Here, we have uncovered a causal link between the disruption of TGFβ signaling in high grade breast cancer and the constitutive activation of BST2. Our data suggest that aberrant BST2 overexpression promotes the consequences of obliterated TGFβ-mediated tumor suppressive effects in breast cancer, and subsequent loss of differentiation programs. Members of the TGFβ family are pluripotent cytokines exerting an array of biologic effects in a wide variety of cell types.
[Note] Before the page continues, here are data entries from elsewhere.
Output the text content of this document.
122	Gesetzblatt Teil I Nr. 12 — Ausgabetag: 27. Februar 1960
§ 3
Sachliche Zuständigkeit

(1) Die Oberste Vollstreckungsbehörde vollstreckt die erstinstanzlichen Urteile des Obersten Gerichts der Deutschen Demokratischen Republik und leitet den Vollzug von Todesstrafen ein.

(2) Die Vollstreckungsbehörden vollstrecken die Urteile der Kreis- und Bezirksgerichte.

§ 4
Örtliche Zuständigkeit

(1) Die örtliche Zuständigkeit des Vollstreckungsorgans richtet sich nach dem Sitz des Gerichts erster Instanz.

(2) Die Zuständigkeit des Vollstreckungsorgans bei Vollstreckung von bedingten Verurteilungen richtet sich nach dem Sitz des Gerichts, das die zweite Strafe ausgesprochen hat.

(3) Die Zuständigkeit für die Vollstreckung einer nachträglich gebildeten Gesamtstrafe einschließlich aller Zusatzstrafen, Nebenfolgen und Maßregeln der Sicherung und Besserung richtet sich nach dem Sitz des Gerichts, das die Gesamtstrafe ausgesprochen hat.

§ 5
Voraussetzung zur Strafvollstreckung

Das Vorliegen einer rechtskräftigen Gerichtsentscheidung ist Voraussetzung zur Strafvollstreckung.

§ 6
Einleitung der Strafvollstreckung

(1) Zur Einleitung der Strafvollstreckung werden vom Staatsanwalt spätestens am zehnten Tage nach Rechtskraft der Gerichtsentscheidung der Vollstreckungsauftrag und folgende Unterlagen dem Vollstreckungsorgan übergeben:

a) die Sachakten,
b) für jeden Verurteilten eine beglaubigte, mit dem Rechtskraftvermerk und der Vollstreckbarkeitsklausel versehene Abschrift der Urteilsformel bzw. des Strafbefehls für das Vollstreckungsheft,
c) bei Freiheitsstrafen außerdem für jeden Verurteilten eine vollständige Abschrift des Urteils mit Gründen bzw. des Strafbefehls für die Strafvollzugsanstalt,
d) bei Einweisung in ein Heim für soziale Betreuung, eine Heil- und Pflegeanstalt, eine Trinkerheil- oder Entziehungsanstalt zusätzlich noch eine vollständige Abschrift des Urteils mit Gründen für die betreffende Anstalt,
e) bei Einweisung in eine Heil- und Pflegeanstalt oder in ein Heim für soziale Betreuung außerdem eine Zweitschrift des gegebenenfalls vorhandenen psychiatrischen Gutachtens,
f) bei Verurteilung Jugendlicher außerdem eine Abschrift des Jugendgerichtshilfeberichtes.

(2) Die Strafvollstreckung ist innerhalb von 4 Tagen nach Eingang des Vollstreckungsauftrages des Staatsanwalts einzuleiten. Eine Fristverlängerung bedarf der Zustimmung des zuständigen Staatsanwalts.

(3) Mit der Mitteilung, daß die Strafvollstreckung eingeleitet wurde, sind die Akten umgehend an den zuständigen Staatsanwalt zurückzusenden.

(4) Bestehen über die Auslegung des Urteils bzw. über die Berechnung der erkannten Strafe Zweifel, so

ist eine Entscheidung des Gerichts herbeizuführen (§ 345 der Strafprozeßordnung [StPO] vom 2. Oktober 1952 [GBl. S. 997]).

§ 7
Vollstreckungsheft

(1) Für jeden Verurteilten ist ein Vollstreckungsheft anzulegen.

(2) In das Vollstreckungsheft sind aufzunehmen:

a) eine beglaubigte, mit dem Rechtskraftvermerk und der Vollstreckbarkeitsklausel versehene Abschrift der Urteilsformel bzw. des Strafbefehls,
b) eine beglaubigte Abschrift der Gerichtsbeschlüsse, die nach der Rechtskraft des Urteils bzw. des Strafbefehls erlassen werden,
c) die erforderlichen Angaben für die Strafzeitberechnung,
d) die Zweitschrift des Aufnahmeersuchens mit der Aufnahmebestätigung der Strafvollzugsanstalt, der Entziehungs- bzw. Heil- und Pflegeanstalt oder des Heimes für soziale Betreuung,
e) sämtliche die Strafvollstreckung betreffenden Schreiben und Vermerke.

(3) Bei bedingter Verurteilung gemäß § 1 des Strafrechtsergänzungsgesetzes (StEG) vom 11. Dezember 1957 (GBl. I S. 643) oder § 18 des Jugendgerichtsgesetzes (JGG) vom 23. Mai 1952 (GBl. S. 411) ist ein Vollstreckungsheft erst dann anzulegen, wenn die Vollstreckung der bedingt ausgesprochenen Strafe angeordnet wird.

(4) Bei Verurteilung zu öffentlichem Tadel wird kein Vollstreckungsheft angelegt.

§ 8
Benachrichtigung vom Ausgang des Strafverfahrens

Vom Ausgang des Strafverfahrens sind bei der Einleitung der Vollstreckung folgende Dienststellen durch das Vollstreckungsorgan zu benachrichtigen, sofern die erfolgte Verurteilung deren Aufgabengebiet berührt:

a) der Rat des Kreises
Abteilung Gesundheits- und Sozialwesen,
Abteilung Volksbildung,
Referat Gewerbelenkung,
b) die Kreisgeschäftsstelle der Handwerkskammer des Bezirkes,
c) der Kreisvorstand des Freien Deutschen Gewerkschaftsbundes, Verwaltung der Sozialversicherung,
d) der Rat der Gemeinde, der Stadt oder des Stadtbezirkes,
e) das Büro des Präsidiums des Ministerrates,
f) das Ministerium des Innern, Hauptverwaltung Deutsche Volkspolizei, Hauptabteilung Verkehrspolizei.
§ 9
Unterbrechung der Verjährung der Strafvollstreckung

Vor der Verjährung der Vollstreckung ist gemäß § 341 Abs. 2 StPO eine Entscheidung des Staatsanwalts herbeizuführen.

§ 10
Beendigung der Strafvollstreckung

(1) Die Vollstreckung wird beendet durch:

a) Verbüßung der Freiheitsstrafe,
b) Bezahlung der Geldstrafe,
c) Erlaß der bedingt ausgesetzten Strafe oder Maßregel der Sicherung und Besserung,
Several studies have implicated the TGFβ pathway in the pathophysiology of cancer [24]. We show that the transcription factor, AP2 is a critical component of TGFβ-mediated regulation of BST2 in breast cancer. Our data suggests that impaired TGFβ signaling leads to the inability of AP2 to bind the BST2 promoter resulting in failed repression of this putative oncogene in high grade tumor cells. The role of AP2 in TGFβ-mediated signaling has been suggested by other studies [25]. Closely parallel to our observations of the negative regulation of BST2 in breast cancer, AP2 is involved in the repression of promoter sequences of the oncogene, ERBB2 [26], evident as an inverse correlation between AP2 and ERBB2 immunolocalization in archival tumor specimens [27]. In the latter study, AP2 positive tumors displayed a reduced mitotic index and a lower tumor grade, consistent with our findings of intact AP2 regulation of BST2 in low grade breast cancer.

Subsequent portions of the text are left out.